At the end of May, St. Vincent de Paul launched their "100 Days of Summer" campaign. Each month will focus on a high-need item including water, food, and shelter.

St. Vincent de Paul chief program officer Jessica Berg said the organization plans to spend roughly $100,000 on bottled water to keep people hydrated over the summer, adding that each day they go through roughly 6,500 water bottles.

The nonprofit in Phoenix also plans to open a new building that will accommodate 171 new beds. The new facility is set to open later this summer.

Part of the Extreme Heat Preparedness Plan includes partnerships with cities, counties, and nonprofits to increase heat relief.

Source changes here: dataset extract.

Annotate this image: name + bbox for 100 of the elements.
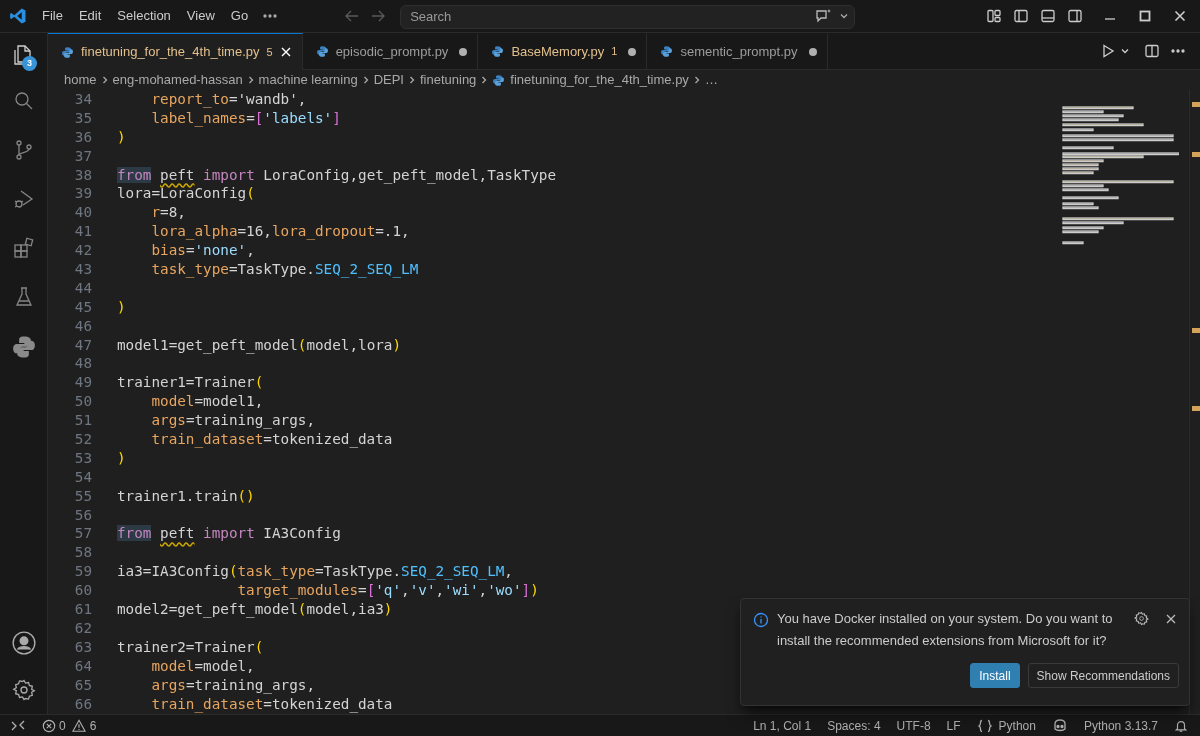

Maricopa County announced that it invested $4 million in heat relief efforts this summer, with millions of dollars from the American Rescue Plan — pandemic-era federal funding — expected to dry up. According to the state, the money must be allocated by the end of the 2024 calendar year.

Berg worries there isn’t enough funding to sustain the increased heat-relief efforts moving forward.

“A lot of these new shelters are funded by ARPA funds and those are going to go away,” Berg said.

Dr. Eugene Livar, Arizona's first Chief Heat Officer, tells Scripps News the state will pursue grants as ARPA funds come to an end.

This year the Biden administration launched a heat and health index to help prepare communities for extreme heat and to equip city leaders with data to make informed decisions.

Meanwhile, after more than a year at St. Vincent de Paul, Kalt is moving into a more permanent home.

“I wish they would make more places like this open to the people who need it,” Kalt said.